New Pistons head coach Dwane Casey is no stranger to Detroit. Having coached in the NBA since 1994, for four other teams, he has had his fair share of visits to the Motor City. Since arriving in Detroit on a 5-year deal with the Pistons in June, he has connected with some important people, most notably, Henry Ford Health System president and CEO Wright Lassiter III, who was among a room full of CEOs, executives, elected officials, and other dignitaries at the ‘New Faces, New Places’ reception presented by Real Times Media and the Michigan Chronicle.
The private event was held at the N’Namdi Center for Contemporary Art in midtown Detroit Thursday night, welcoming the city’s newest power players to Detroit. While the city is going through its resurgence and renaissance, there are a multitude of African-Americans who have stayed in Detroit through its hardships and many others who have been influential in its revival.
“One thing that I am impressed with here is the African-American community,” Casey said. “There are so many successful African-Americans in Detroit and I hope my players take heed by meeting, getting to know and seeing what kind of example these people set. There is nothing more refreshing than successful African-Americans in their respective fields.”
The invited guests included Casey, UAW secretary-treasurer Ray Curry, Detroit-Mercy men’s basketball coach Mike Davis, Darienne Davis, CEO United Way of Southeastern Michigan, Detroit Economic Growth Corporation president and CEO Kevin Johnson, Kandace Jones, president and CEO of the Junior Achievement of Southeastern Michigan, First Independence Bank chairman and CEO Kenneth Kelly, and president of AT&T-Michigan David Lewis.
Other dignitaries at the African-American-owned art gallery included former Detroit mayor Dennis Archer Sr., Wayne County Executive Warren C. Evans, Detroit City Council President Brenda Jones, Lassister, and Skillman Foundation president and CEO Tonya Allen.
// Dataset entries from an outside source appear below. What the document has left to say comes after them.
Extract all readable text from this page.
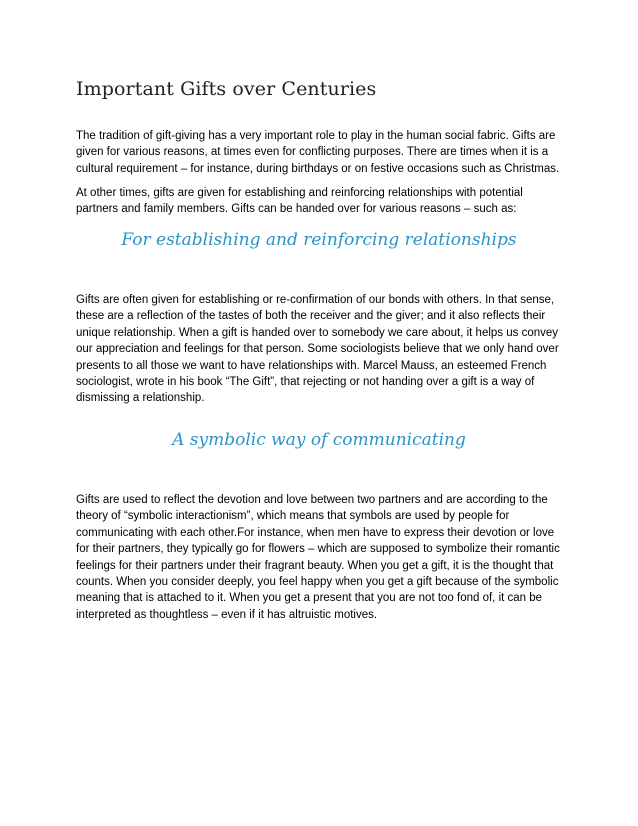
Important Gifts over Centuries

The tradition of gift-giving has a very important role to play in the human social fabric. Gifts are given for various reasons, at times even for conflicting purposes. There are times when it is a cultural requirement – for instance, during birthdays or on festive occasions such as Christmas.

At other times, gifts are given for establishing and reinforcing relationships with potential partners and family members. Gifts can be handed over for various reasons – such as:

For establishing and reinforcing relationships

Gifts are often given for establishing or re-confirmation of our bonds with others. In that sense, these are a reflection of the tastes of both the receiver and the giver; and it also reflects their unique relationship. When a gift is handed over to somebody we care about, it helps us convey our appreciation and feelings for that person. Some sociologists believe that we only hand over presents to all those we want to have relationships with. Marcel Mauss, an esteemed French sociologist, wrote in his book “The Gift”, that rejecting or not handing over a gift is a way of dismissing a relationship.

A symbolic way of communicating

Gifts are used to reflect the devotion and love between two partners and are according to the theory of “symbolic interactionism”, which means that symbols are used by people for communicating with each other.For instance, when men have to express their devotion or love for their partners, they typically go for flowers – which are supposed to symbolize their romantic feelings for their partners under their fragrant beauty. When you get a gift, it is the thought that counts. When you consider deeply, you feel happy when you get a gift because of the symbolic meaning that is attached to it. When you get a present that you are not too fond of, it can be interpreted as thoughtless – even if it has altruistic motives.
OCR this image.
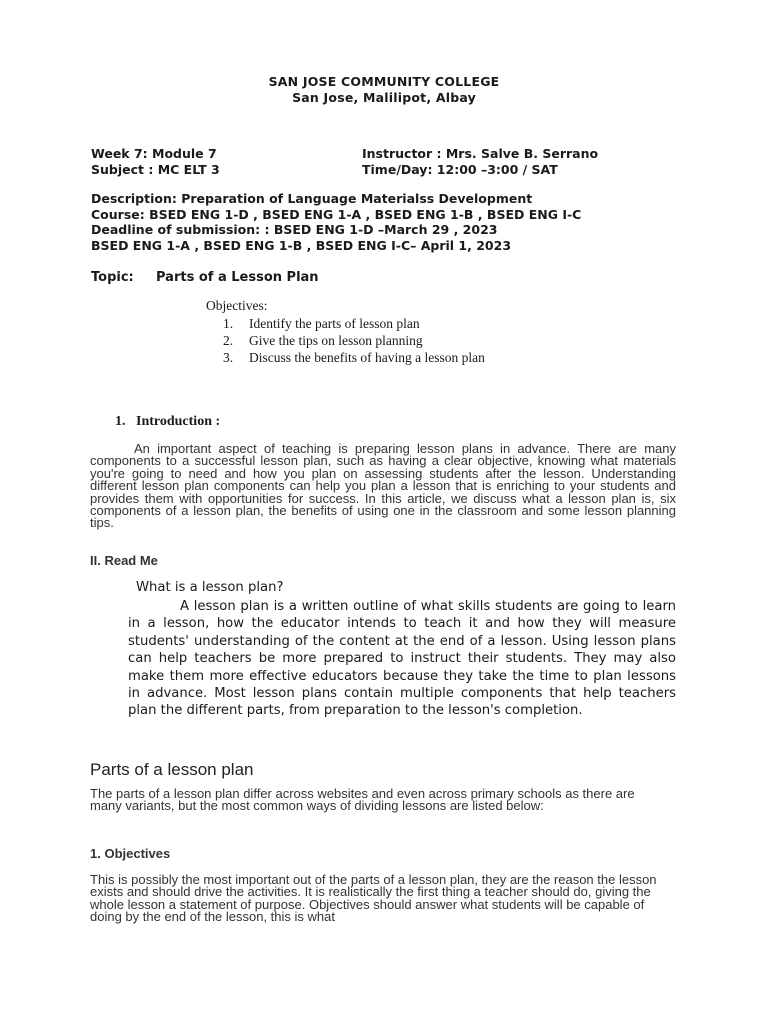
SAN JOSE COMMUNITY COLLEGE
San Jose, Malilipot, Albay
Week 7: Module 7	Instructor : Mrs. Salve B. Serrano
Subject : MC ELT 3	Time/Day: 12:00 –3:00 / SAT
Description: Preparation of Language Materialss Development
Course: BSED ENG 1-D , BSED ENG 1-A , BSED ENG 1-B , BSED ENG I-C
Deadline of submission: : BSED ENG 1-D –March 29 , 2023
BSED ENG 1-A , BSED ENG 1-B , BSED ENG I-C– April 1, 2023
Topic: Parts of a Lesson Plan
Objectives:
1. Identify the parts of lesson plan
2. Give the tips on lesson planning
3. Discuss the benefits of having a lesson plan
1. Introduction :
An important aspect of teaching is preparing lesson plans in advance. There are many components to a successful lesson plan, such as having a clear objective, knowing what materials you're going to need and how you plan on assessing students after the lesson. Understanding different lesson plan components can help you plan a lesson that is enriching to your students and provides them with opportunities for success. In this article, we discuss what a lesson plan is, six components of a lesson plan, the benefits of using one in the classroom and some lesson planning tips.
II. Read Me
What is a lesson plan?
A lesson plan is a written outline of what skills students are going to learn in a lesson, how the educator intends to teach it and how they will measure students' understanding of the content at the end of a lesson. Using lesson plans can help teachers be more prepared to instruct their students. They may also make them more effective educators because they take the time to plan lessons in advance. Most lesson plans contain multiple components that help teachers plan the different parts, from preparation to the lesson's completion.
Parts of a lesson plan
The parts of a lesson plan differ across websites and even across primary schools as there are many variants, but the most common ways of dividing lessons are listed below:
1. Objectives
This is possibly the most important out of the parts of a lesson plan, they are the reason the lesson exists and should drive the activities. It is realistically the first thing a teacher should do, giving the whole lesson a statement of purpose. Objectives should answer what students will be capable of doing by the end of the lesson, this is what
Lassister was a part of the event years ago when he first arrived in Detroit via San Francisco to head Henry Ford Health System. To welcome Casey and his family to the area, Lassiter invited the Caseys to his home September 12 where he personally cooked dinner. He and his family were welcomed to Detroit with warm arms in 2014 and wanted to extend the same gesture to Casey. Lassiter had never stepped foot in Michigan prior to 2014 and understands the importance of networking and connecting with like-minded African-Americans.
“I was eyes wide open when I first came to Detroit,” said Lassister, who was celebrating his birthday as well. “I wasn’t sure what to expect, but I thought there might be a large network of black leaders in the area. Events like this are a time to meet people and see that there’s a sea of prominent African-American leaders that embrace a new leader to the area, to help him or her be successful.”
Detroit has faced its criticisms and critiques over the years, dealing with financial woes, unemployment, crime, regional transit, gentrification, housing, car insurance rates, and much more. The city’s national reputation can pretty much be summed up by crime and corruption, until you arrive to America’s Comeback City, and see that there is development and innovation happening all over. Detroiters love Detroit and visitors will too once they have a Coney dog and Faygo pop, while cruising around Belle Isle.
“My favorite place to go is Central Kitchen,” said Kelly, who arrived in Detroit with his family almost a year ago. “It’s a very unique place and Dennis Archer Jr. has had me there as a guest, introducing me to Detroit culture.
“We love Detroit. The people here have been very welcoming. I’ve had individuals who have gone overboard ensuring that I had an understanding and appreciation for the culture and have set us up for success. I’m very pleased with the outpouring of love from the people of Detroit.”
African-American representation matters in higher positions. Because of the way mass media operates, when the only portrayals audiences see of black characters are negative, those portrayals transcend to public image. Younger generations need to see people who look like them and come from the same areas, in executive positions, in order to believe that they can achieve the same.
“There is a child somewhere in Detroit who is probably still in their dreaming stage,” said Portia Roberson, CEO of Focus Hope. “Growing up in Detroit, I didn’t know too many successful people who looked like me. So, for me, it is important that we are portraying an image that is positive and inspiring to someone that is coming along behind us.”